Fighting the Comment Spam

As some frequent visitors may have noticed over the last week I've been dealing with a pretty bad spam problem on this blog. Since I don't use Wordpress or any other blogging framework there wasn't a quick fix for this issue, no plug-in to download and plop on or anything. I had to come up with something from scratch.

Over the years I've leaned on the 'honeypot' system. There are four main input fields to add a comment (name, email, website, and comment), three of which are required. There is an extra field, a hidden input, which users don't see. Automatic scripts will attempt to add a value to all possible fields, even the hidden ones, so I just check that hidden one. If there's a value there I ignore the comment. Human users can add comments just fine, bots are blocked. Simple, (mostly) effective, and it doesn't require a legitimate user to perform any extra steps (like, captchas).

Honeypot worked great for a long time. Every once in a while a bad comment would soak through, usually human users looking to build up backlinks for SEO purposes, but the bots were held at bay. That changed a week ago. The blog was hit from a number of unique IPs sending various combinations of the comment fields and many got through. They figured out how to get past honeypot.

To give you an idea of the issue… In the last 8 days along my blog has been hit with 689 spammy comment requests. Only 63 spam comments got through the honeypot. So, honeypot was blocking 91% of the spam, which isn't horrible, it just isn't good enough.

How to get past the issue? I had a few options.

Disable Comments

I could just disable comments altogether. Many blogs I follow have started to do this, worried about both spammy comments and unhelpful discussion threads. I didn't want to do this. The comment threads on this site are pretty awesome, greatly adding to the content on here, and I didn't want to block it. So that was out.

Require Extra Information

This was something I've played around in the past with - forcing users to create authenticated accounts (which could be Facebook) before posting information. Raising the bar also means making it more difficult to contribute, though, and I ruled this out too. Whether it was forcing user account creation or adding extra fields (like captcha) I didn't want to make contributors work harder.

Trust Repeat Commenters

What if I trusted repeat commenters? Like, if you've commented before your good to go. If you're a new commenter than I need to approve your comment first. No additional steps on the user's part and a simple approval process for me to go through. This could hold some potential.

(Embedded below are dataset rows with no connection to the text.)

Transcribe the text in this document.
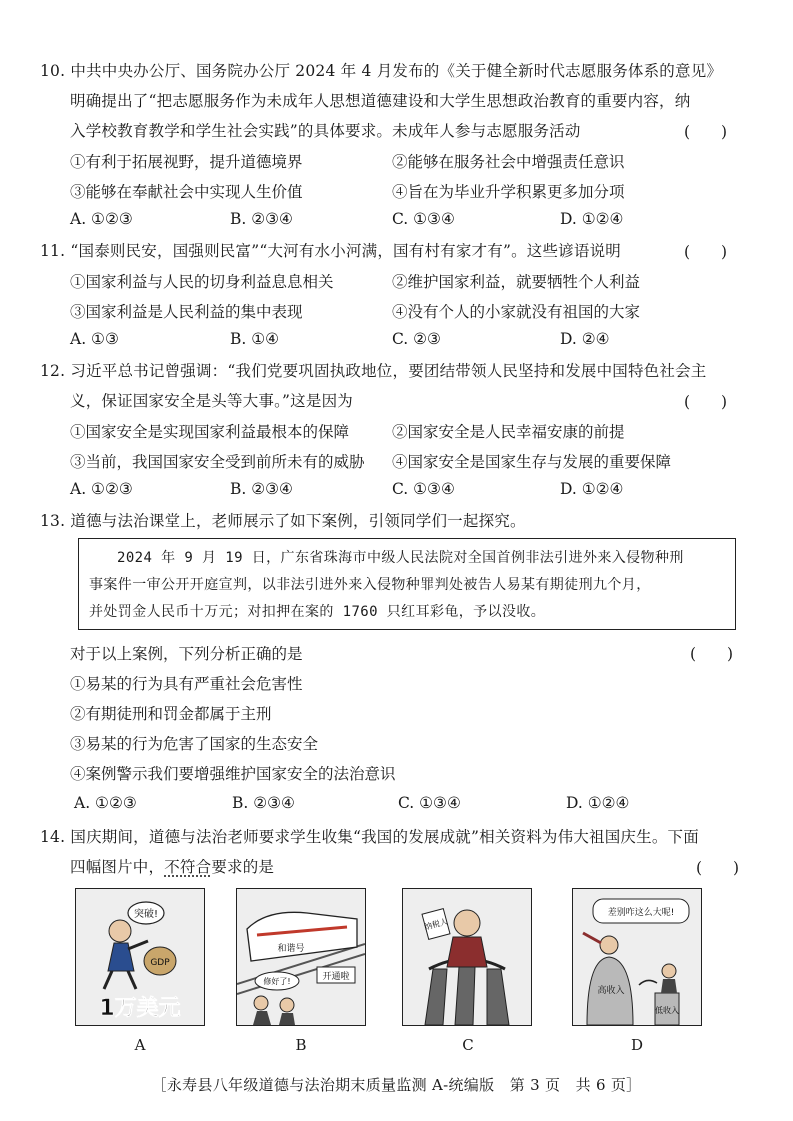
10. 中共中央办公厅、国务院办公厅 2024 年 4 月发布的《关于健全新时代志愿服务体系的意见》
明确提出了“把志愿服务作为未成年人思想道德建设和大学生思想政治教育的重要内容，纳
入学校教育教学和学生社会实践”的具体要求。未成年人参与志愿服务活动	(　　)
①有利于拓展视野，提升道德境界	②能够在服务社会中增强责任意识
③能够在奉献社会中实现人生价值	④旨在为毕业升学积累更多加分项
A. ①②③	B. ②③④	C. ①③④	D. ①②④
11. “国泰则民安，国强则民富”“大河有水小河满，国有村有家才有”。这些谚语说明	(　　)
①国家利益与人民的切身利益息息相关	②维护国家利益，就要牺牲个人利益
③国家利益是人民利益的集中表现	④没有个人的小家就没有祖国的大家
A. ①③	B. ①④	C. ②③	D. ②④
12. 习近平总书记曾强调：“我们党要巩固执政地位，要团结带领人民坚持和发展中国特色社会主
义，保证国家安全是头等大事。”这是因为	(　　)
①国家安全是实现国家利益最根本的保障	②国家安全是人民幸福安康的前提
③当前，我国国家安全受到前所未有的威胁 ④国家安全是国家生存与发展的重要保障
A. ①②③	B. ②③④	C. ①③④	D. ①②④
13. 道德与法治课堂上，老师展示了如下案例，引领同学们一起探究。

2024 年 9 月 19 日，广东省珠海市中级人民法院对全国首例非法引进外来入侵物种刑

事案件一审公开开庭宣判，以非法引进外来入侵物种罪判处被告人易某有期徒刑九个月，

并处罚金人民币十万元；对扣押在案的 1760 只红耳彩龟，予以没收。

对于以上案例，下列分析正确的是	(　　)
①易某的行为具有严重社会危害性
②有期徒刑和罚金都属于主刑
③易某的行为危害了国家的生态安全
④案例警示我们要增强维护国家安全的法治意识
A. ①②③	B. ②③④	C. ①③④	D. ①②④
14. 国庆期间，道德与法治老师要求学生收集“我国的发展成就”相关资料为伟大祖国庆生。下面
四幅图片中，不符合要求的是	(　　)
突破!
GDP
1万美元
A
和谐号
开通啦
修好了!
B
纳税人
C
差别咋这么大呢!
高收入
低收入
D
［永寿县八年级道德与法治期末质量监测 A-统编版　第 3 页　共 6 页］
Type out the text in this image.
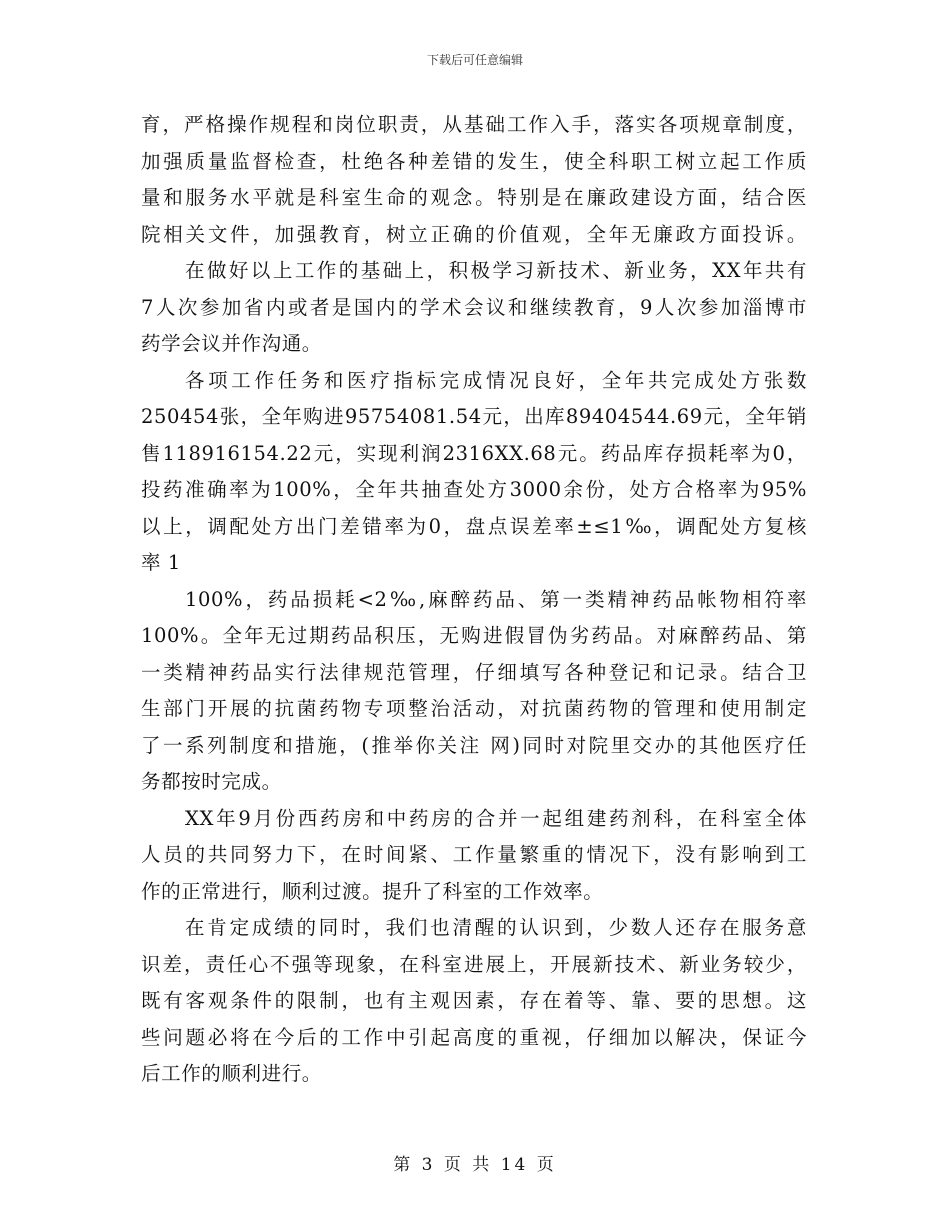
下载后可任意编辑
育，严格操作规程和岗位职责，从基础工作入手，落实各项规章制度，
加强质量监督检查，杜绝各种差错的发生，使全科职工树立起工作质
量和服务水平就是科室生命的观念。特别是在廉政建设方面，结合医
院相关文件，加强教育，树立正确的价值观，全年无廉政方面投诉。
在做好以上工作的基础上，积极学习新技术、新业务，XX年共有
7人次参加省内或者是国内的学术会议和继续教育，9人次参加淄博市
药学会议并作沟通。
各项工作任务和医疗指标完成情况良好，全年共完成处方张数
250454张，全年购进95754081.54元，出库89404544.69元，全年销
售118916154.22元，实现利润2316XX.68元。药品库存损耗率为0，
投药准确率为100%，全年共抽查处方3000余份，处方合格率为95%
以上，调配处方出门差错率为0，盘点误差率±≤1‰，调配处方复核
率 1
100%，药品损耗<2‰,麻醉药品、第一类精神药品帐物相符率
100%。全年无过期药品积压，无购进假冒伪劣药品。对麻醉药品、第
一类精神药品实行法律规范管理，仔细填写各种登记和记录。结合卫
生部门开展的抗菌药物专项整治活动，对抗菌药物的管理和使用制定
了一系列制度和措施，(推举你关注 网)同时对院里交办的其他医疗任
务都按时完成。
XX年9月份西药房和中药房的合并一起组建药剂科，在科室全体
人员的共同努力下，在时间紧、工作量繁重的情况下，没有影响到工
作的正常进行，顺利过渡。提升了科室的工作效率。
在肯定成绩的同时，我们也清醒的认识到，少数人还存在服务意
识差，责任心不强等现象，在科室进展上，开展新技术、新业务较少，
既有客观条件的限制，也有主观因素，存在着等、靠、要的思想。这
些问题必将在今后的工作中引起高度的重视，仔细加以解决，保证今
后工作的顺利进行。
第 3 页 共 14 页
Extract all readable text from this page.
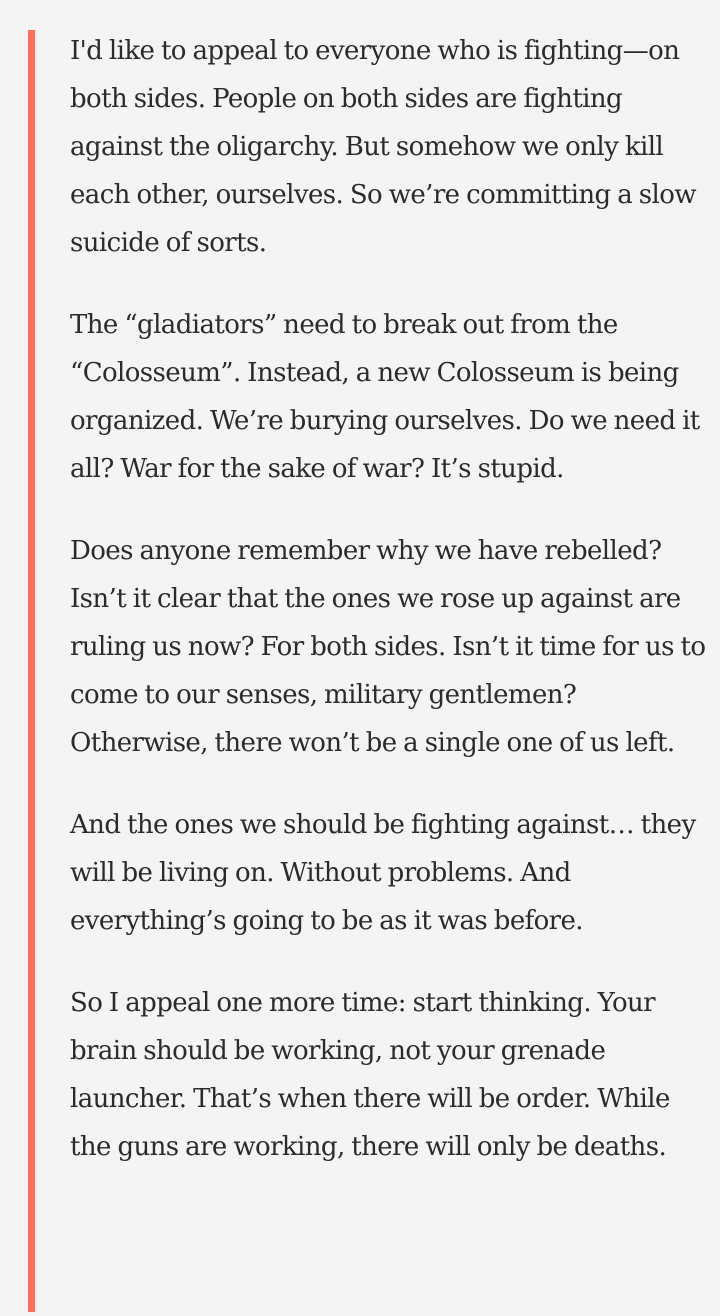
I'd like to appeal to everyone who is fighting—on both sides. People on both sides are fighting against the oligarchy. But somehow we only kill each other, ourselves. So we’re committing a slow suicide of sorts.

The “gladiators” need to break out from the “Colosseum”. Instead, a new Colosseum is being organized. We’re burying ourselves. Do we need it all? War for the sake of war? It’s stupid.

Does anyone remember why we have rebelled? Isn’t it clear that the ones we rose up against are ruling us now? For both sides. Isn’t it time for us to come to our senses, military gentlemen? Otherwise, there won’t be a single one of us left.

And the ones we should be fighting against… they will be living on. Without problems. And everything’s going to be as it was before.

So I appeal one more time: start thinking. Your brain should be working, not your grenade launcher. That’s when there will be order. While the guns are working, there will only be deaths.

One thing that helped the decision was that I had always planned to help repeat commenters. If a commenter leaves multiple comments within the span of several hours or weeks there's no real need to force them to re-add their name and email. Basically, after someone adds a comment they are creating a relationship with the site, a relationship that is verified by their name/email combination. Any future comments would automatically fill with this information to help solidify that relationship.

So what if someone new comes along? I can't just trust them, can't just display their comment on the live site. They could be a spammer, adding more spammy links and spammy text and spamming up the discussion.

When a new relationship is created, a new name/email combination, that relationship is still there. So, after they submit their comment, I could show their comment only to them with a pending flag. Then they know that they aren't ignored, that their comment will show up as long as it's legit. Notifications won't get sent out until the relationship is verified. Once they are verified, though, it's open season. They're part of the cool kids club.

To lay things out a different way…

  1. USER goes to add a new comment

  2. if (USER has added a comment before)

  3. autofill comment form with USER data

  4. USER submits a comment (and all required fields check out)

  5. USER relationship is created with site

  6. if (USER is a trusted commenter)

  7. comment is added and displayed for all to see

  8. notifications are sent out to appropriate people

  9. else

  10. comment is added but only displayed to USER

  11. no notifications are sent out

  12. JACOB needs to go and approve comment before public

  13. ???

  14. PROFIT :)

This fix isn't complete yet. I still need to add a better approval process. Ideally the new commenter would be notified when/if their comment is approved so that they can fill warm and fuzzy inside. Also, notifications should be sent out when new comments are approved to previous commenters. Future enhancements.

Oh, and I didn't remove honeypot. It's still blocking a huge majority of the spam. Less comments for me to go through and reject.

So what does this mean for commenters? Some people may see a delay in their comment showing up. Otherwise, nothing. Trusted commenters, which account for a huge majority of the comments on the blog, will see no change outside of less spam. Not too shabby of a fix at all.